EN SCÈNE OPÉRA

Simon Boccanegra, sombre, si sombre

L’Opéra-Bastille reprend Simon Boccanegra, opéra peu connu de Verdi, créé en 1857 à Venise, dans l’écrasante mise en scène de Calixto Bieito que les fantômes féminins habitent, jusqu’à l’insoutenable.

Certes, la musique de Verdi est sublime, et rarement donnée. Certes la force du drame écrit par le dramaturge espagnol Antonio Garcia Guttiérrez en 1843 est sublimé par les arias et les chœurs géants de Verdi. Certes, l’orchestre et les choeurs emmenés par Thomas Hengelbrock et Alessandro di Stefano font vibrer la salle. Certes le baryton Ludovic Tézier y donne toute la mesure de son talent, tout comme la très belle distribution (*).

Mais, il faut le reconnaître, la mise en scène de Calixto Bieito confine à l’insupportable. L’homme de théâtre espagnol sait choquer, bouleverser, il y excelle dans Carmen, dans the Exterminating Angel, également à l’affiche du théâtre parisien, et dans cette production déjà vieille de sept ans. Bien sûr, l’immense cargo à la poupe agressive qui tournoie sur lui-même comme un titan aveuglé est l’objet de tous les fantasmes et se prête à merveille aux jeux de lumière de Michael Bauer. Il est comme l’âme de Simon Boccanegra, le doge omnubilé par les présences féminines qui lui ont été ravies.

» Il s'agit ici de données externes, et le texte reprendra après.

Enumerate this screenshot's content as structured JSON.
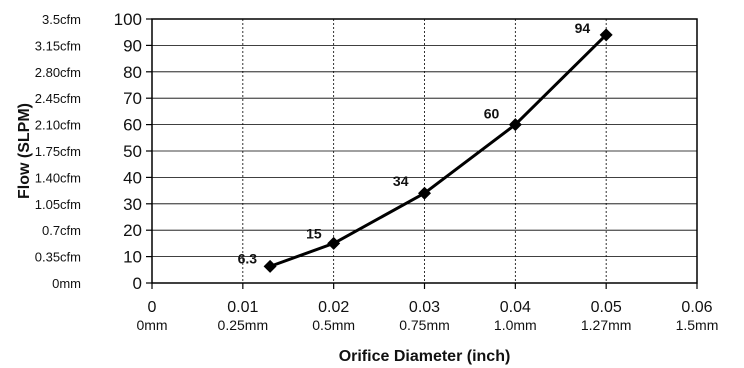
{
  "chart_data": {
    "type": "line",
    "title": "",
    "xlabel": "Orifice Diameter (inch)",
    "ylabel": "Flow (SLPM)",
    "xlim": [
      0,
      0.06
    ],
    "ylim": [
      0,
      100
    ],
    "x_ticks": [
      {
        "value": 0,
        "label": "0",
        "sublabel": "0mm"
      },
      {
        "value": 0.01,
        "label": "0.01",
        "sublabel": "0.25mm"
      },
      {
        "value": 0.02,
        "label": "0.02",
        "sublabel": "0.5mm"
      },
      {
        "value": 0.03,
        "label": "0.03",
        "sublabel": "0.75mm"
      },
      {
        "value": 0.04,
        "label": "0.04",
        "sublabel": "1.0mm"
      },
      {
        "value": 0.05,
        "label": "0.05",
        "sublabel": "1.27mm"
      },
      {
        "value": 0.06,
        "label": "0.06",
        "sublabel": "1.5mm"
      }
    ],
    "y_ticks": [
      {
        "value": 0,
        "label": "0",
        "secondary": "0mm"
      },
      {
        "value": 10,
        "label": "10",
        "secondary": "0.35cfm"
      },
      {
        "value": 20,
        "label": "20",
        "secondary": "0.7cfm"
      },
      {
        "value": 30,
        "label": "30",
        "secondary": "1.05cfm"
      },
      {
        "value": 40,
        "label": "40",
        "secondary": "1.40cfm"
      },
      {
        "value": 50,
        "label": "50",
        "secondary": "1.75cfm"
      },
      {
        "value": 60,
        "label": "60",
        "secondary": "2.10cfm"
      },
      {
        "value": 70,
        "label": "70",
        "secondary": "2.45cfm"
      },
      {
        "value": 80,
        "label": "80",
        "secondary": "2.80cfm"
      },
      {
        "value": 90,
        "label": "90",
        "secondary": "3.15cfm"
      },
      {
        "value": 100,
        "label": "100",
        "secondary": "3.5cfm"
      }
    ],
    "grid": true,
    "series": [
      {
        "color": "#000000",
        "marker": "diamond",
        "points": [
          {
            "x": 0.013,
            "y": 6.3,
            "label": "6.3"
          },
          {
            "x": 0.02,
            "y": 15,
            "label": "15"
          },
          {
            "x": 0.03,
            "y": 34,
            "label": "34"
          },
          {
            "x": 0.04,
            "y": 60,
            "label": "60"
          },
          {
            "x": 0.05,
            "y": 94,
            "label": "94"
          }
        ]
      }
    ]
  }
}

Photo : Vincent Pontet / OnP

Et c’est, certainement pour cela, que Verdi a choisi ce sujet. Il a été lui-même cet homme qui sombre, écrasé par la douleur, car lui-même, a subi la perte cruelle d’abord de ses deux enfants, Victoria et Icilio, puis de son épouse, Margherita entre 1838 et 1840 alors qu’il composait l’un de ses chefs-d’œuvre, Nabucco. Comme l’écrivait le poète Alfred de Musset dans La Nuit de Mai en 1835 :

« Les chants désespérés sont souvent les plus beaux

J’en connais d’immortels qui sont de purs sanglots »

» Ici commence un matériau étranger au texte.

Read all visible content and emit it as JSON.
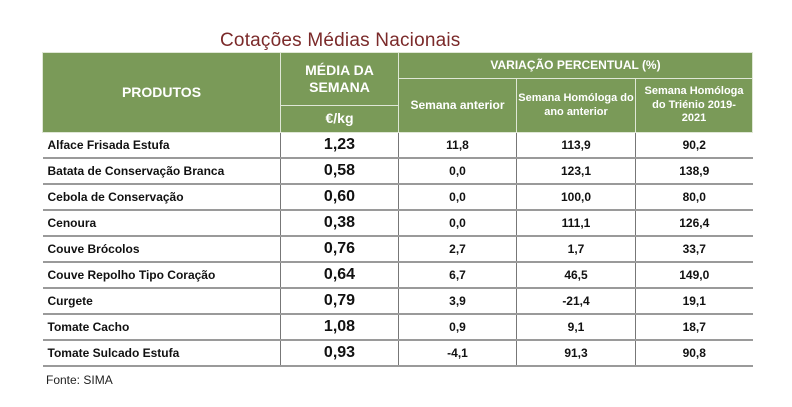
{
  "title": "Cotações Médias Nacionais",
  "header": {
    "produtos": "PRODUTOS",
    "media": "MÉDIA DA SEMANA",
    "unit": "€/kg",
    "variacao": "VARIAÇÃO PERCENTUAL (%)",
    "col1": "Semana anterior",
    "col2": "Semana Homóloga do ano anterior",
    "col3": "Semana Homóloga do Triénio 2019-2021"
  },
  "rows": [
    {
      "produto": "Alface Frisada Estufa",
      "preco": "1,23",
      "v1": "11,8",
      "v2": "113,9",
      "v3": "90,2"
    },
    {
      "produto": "Batata de Conservação Branca",
      "preco": "0,58",
      "v1": "0,0",
      "v2": "123,1",
      "v3": "138,9"
    },
    {
      "produto": "Cebola de Conservação",
      "preco": "0,60",
      "v1": "0,0",
      "v2": "100,0",
      "v3": "80,0"
    },
    {
      "produto": "Cenoura",
      "preco": "0,38",
      "v1": "0,0",
      "v2": "111,1",
      "v3": "126,4"
    },
    {
      "produto": "Couve Brócolos",
      "preco": "0,76",
      "v1": "2,7",
      "v2": "1,7",
      "v3": "33,7"
    },
    {
      "produto": "Couve Repolho Tipo Coração",
      "preco": "0,64",
      "v1": "6,7",
      "v2": "46,5",
      "v3": "149,0"
    },
    {
      "produto": "Curgete",
      "preco": "0,79",
      "v1": "3,9",
      "v2": "-21,4",
      "v3": "19,1"
    },
    {
      "produto": "Tomate Cacho",
      "preco": "1,08",
      "v1": "0,9",
      "v2": "9,1",
      "v3": "18,7"
    },
    {
      "produto": "Tomate Sulcado Estufa",
      "preco": "0,93",
      "v1": "-4,1",
      "v2": "91,3",
      "v3": "90,8"
    }
  ],
  "source": "Fonte: SIMA"
}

18 ans plus tard, en 1856, il invité à Venise pour mettre en scène La Traviata, il reçoit une commande de la Fenice et choisit  le drame de l’écrivain et poète espagnol, Antonio Garcia Gutiérrez paru en 1843. A travers le destin de Simon Boccanegra, premier doge de la ville de Gênes au XIVe siècle, Verdi veut dénoncer les guerres fratricides qui déchirent aussi les familles. Simon Boccanegra, marin valeureux, accepte la charge de doge car il espère ainsi épouser Maria, la fille de son rival, le patricien Jacopo Fiesco. Quand le peuple l’élit, il apprend que sa bien-aimée qui avait mis au monde une fille née de leur union, est morte de désespoir et que son bébé lui a été ravi. Boccanegra, c’est le contraire du Hollandais Volant (Fliegende Hollander) de Richard Wagner. Comme le décor de Calixto Bieito, il est un navire qui tourne sur son erre. Et cette carène incarne aussi le crâne de Boccanegra/Verdi obsédé par la mort de celles qu’ils aiment. Le metteur en scène espagnol pousse cette obsession dans ses derniers retranchements. Très loin, peut-être trop ?

(*) Nicole Car, Mika Kares, Charles Castronovo, Etienne Dupuis, Alejandro Balina Vieites, Paolo Biondi, Marianne Chandelier.

Simon Boccanegra, Giuseppe Verdi, Opéra Bastille, du 12 mars au 3 avril 2024.